WE STOPPED OFF AT my favorite coffee shop. It was the very same Moxie Java where, really, this whole thing had started. I ordered my "yooszh," which was a coconut latté, only this time as a decaf. I was buzzed already, and didn't need the jitters. Ellie ordered a cup of Earl Grey and we sat by the fire and sipped and talked.

"So," she said, "how about you and the new guy, Dirk ... What will Michael think? What a scandal."

"Haha," I said, "laugh it up."

"Once upon a time, Michael was that new guy."

"Hey, don't be mean. If you think Dirk's so hot, you date him."

"Don't be nasty. He's hundreds of years younger than I am." She giggled. "So ... you're probably amazed I'm alive."

"Um, yeah." I felt I should try to keep my interjections to a minimum for now, but I couldn't resist asking where in the high heels she had been for the last few months.

She sighed, visibly heavy. "You probably ought to know a few things about me before I start bringing you up to speed. First, if you must know, I've been staying up at my father's place."

"You mean ..."

"Yeah. Under the waterfall and all that."

I chuckled darkly. "Narnia."

"Pretty much. I had a lot of things to do there. A lot of studying. But anyway, I need to start my story elsewhere. You've read up on Uncle Yamanu, yes?"

I nodded, sipping, my eyes locked on her over the top of my cup.

"So you're familiar with the shadowing arts."

"Yes."

"And how far did the Book of Kreios permit you to read?"

"What do you mean? I read that book to the end. Many times."

She smiled. "No, girlie. You read it to the end it allowed you to see. So ... how far did you get, then?"

"I ..." I had to think. I was stunned at this new development. "I think it was before Christ still. Seven hundred B.C. somewhere, I guess." I closed my eyes and tried to remember specifics. "788, I think."

Her smirk turned, betraying unmistakable pain. "You don't know even half, then."

I couldn't do anything but sit and stare.

"If you're wondering why the Book did that to you, don't. It was for your own protection. If fallible creatures of free will knew where their choices were to take them, they would become enslaved to inevitability. El has far greater love than to show us all ends."

She sounded like an old woman, but it was hard to look at her and her blue hair and hear the way she could slip into wise old woman talk. "So what did I miss?" I asked.

She took a sip of her tea, savoring it. "The shadowers." She sighed. "Yamanu knew I had been activated by the time I arrived at the City of Refuge.

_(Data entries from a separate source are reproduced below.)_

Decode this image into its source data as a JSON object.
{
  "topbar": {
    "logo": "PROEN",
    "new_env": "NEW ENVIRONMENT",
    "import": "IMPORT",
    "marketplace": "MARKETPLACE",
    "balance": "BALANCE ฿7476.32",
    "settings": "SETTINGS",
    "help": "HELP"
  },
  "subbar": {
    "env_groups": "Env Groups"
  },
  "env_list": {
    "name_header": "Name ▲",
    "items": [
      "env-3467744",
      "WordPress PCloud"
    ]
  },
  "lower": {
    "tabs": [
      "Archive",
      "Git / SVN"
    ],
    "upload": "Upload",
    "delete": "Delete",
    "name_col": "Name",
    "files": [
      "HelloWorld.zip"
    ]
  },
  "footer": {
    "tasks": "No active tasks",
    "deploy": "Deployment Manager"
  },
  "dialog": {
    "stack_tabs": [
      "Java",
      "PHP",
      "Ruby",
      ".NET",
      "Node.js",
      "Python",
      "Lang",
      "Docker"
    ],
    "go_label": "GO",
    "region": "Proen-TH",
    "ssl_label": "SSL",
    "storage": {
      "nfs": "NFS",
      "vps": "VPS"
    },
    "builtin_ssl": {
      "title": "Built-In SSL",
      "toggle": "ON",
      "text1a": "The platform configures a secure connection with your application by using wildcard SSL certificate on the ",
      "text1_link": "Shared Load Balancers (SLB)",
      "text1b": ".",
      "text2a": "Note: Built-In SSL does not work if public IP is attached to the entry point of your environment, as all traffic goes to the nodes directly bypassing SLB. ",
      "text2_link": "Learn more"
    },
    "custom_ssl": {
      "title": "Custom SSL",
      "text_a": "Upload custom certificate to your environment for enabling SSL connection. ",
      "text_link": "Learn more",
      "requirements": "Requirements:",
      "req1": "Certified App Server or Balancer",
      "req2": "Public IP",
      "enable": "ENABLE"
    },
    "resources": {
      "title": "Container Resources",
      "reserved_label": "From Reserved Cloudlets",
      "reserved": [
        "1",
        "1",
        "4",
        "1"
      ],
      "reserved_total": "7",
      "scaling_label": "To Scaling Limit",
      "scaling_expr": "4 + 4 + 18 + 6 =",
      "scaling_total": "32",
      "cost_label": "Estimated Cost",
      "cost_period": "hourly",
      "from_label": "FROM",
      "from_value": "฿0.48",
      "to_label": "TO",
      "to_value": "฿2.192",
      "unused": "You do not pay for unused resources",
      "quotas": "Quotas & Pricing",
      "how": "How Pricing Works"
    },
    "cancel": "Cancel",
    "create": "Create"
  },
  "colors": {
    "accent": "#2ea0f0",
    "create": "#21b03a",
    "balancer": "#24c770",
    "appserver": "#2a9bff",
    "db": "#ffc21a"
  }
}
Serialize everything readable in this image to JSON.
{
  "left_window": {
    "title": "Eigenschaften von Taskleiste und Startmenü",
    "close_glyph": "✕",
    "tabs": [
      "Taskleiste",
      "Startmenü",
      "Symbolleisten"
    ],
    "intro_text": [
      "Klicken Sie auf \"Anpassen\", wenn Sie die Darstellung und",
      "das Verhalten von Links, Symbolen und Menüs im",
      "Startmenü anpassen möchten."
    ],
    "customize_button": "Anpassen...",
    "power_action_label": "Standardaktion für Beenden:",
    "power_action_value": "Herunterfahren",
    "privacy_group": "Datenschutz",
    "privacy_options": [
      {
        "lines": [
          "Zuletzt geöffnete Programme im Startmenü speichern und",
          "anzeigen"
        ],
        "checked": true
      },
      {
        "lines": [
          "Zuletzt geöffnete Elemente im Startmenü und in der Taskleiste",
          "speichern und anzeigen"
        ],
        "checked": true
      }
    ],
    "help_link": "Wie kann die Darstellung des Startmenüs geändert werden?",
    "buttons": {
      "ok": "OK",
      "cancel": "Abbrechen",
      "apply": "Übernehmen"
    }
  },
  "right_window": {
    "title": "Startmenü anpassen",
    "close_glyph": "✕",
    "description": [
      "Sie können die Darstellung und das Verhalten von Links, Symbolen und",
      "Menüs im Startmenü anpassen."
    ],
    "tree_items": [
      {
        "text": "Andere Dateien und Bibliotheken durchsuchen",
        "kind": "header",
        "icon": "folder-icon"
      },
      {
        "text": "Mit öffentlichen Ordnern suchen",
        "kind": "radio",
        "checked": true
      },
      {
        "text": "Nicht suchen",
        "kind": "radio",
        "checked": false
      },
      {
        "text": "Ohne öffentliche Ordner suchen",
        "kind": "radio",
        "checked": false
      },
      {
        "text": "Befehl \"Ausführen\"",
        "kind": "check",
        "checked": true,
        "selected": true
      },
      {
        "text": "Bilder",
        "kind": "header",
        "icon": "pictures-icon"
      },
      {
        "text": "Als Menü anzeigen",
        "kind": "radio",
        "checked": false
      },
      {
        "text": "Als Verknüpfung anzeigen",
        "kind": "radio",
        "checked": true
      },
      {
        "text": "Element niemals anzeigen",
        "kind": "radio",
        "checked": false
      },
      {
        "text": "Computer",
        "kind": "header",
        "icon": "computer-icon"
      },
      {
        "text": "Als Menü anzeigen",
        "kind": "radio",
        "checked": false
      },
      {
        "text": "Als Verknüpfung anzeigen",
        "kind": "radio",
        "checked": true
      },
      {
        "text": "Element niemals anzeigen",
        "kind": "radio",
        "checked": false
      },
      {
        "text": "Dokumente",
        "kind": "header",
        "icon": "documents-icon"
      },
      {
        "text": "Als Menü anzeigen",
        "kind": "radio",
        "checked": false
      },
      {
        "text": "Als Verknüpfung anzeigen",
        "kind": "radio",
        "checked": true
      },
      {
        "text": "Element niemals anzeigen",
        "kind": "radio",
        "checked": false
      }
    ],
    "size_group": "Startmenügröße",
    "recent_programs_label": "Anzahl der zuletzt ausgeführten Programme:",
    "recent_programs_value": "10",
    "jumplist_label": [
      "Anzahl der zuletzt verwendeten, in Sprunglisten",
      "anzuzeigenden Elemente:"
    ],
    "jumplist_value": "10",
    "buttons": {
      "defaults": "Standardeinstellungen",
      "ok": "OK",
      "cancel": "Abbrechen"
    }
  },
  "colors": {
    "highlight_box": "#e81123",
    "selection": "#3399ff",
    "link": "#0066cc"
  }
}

I have no doubt he prayed to El about it, that he ultimately received confirmation that he should train me as a shadower anyhow. I don't know why, but he did. It only took one lesson for me to surpass him in every way. The rest, I learned on my own through trial and error."

She looked out the window for a second and then let her gaze come to rest on the flames behind the glass in the fireplace. "I made a lot of errors. But in the end, I came up solid. I learned new ways to practice the art. Yamanu was a powerful master. He was able to call up the shadows in a physical fog, he was able to counteract the drain our kind feel around the Bloodstone, around the Brotherhood.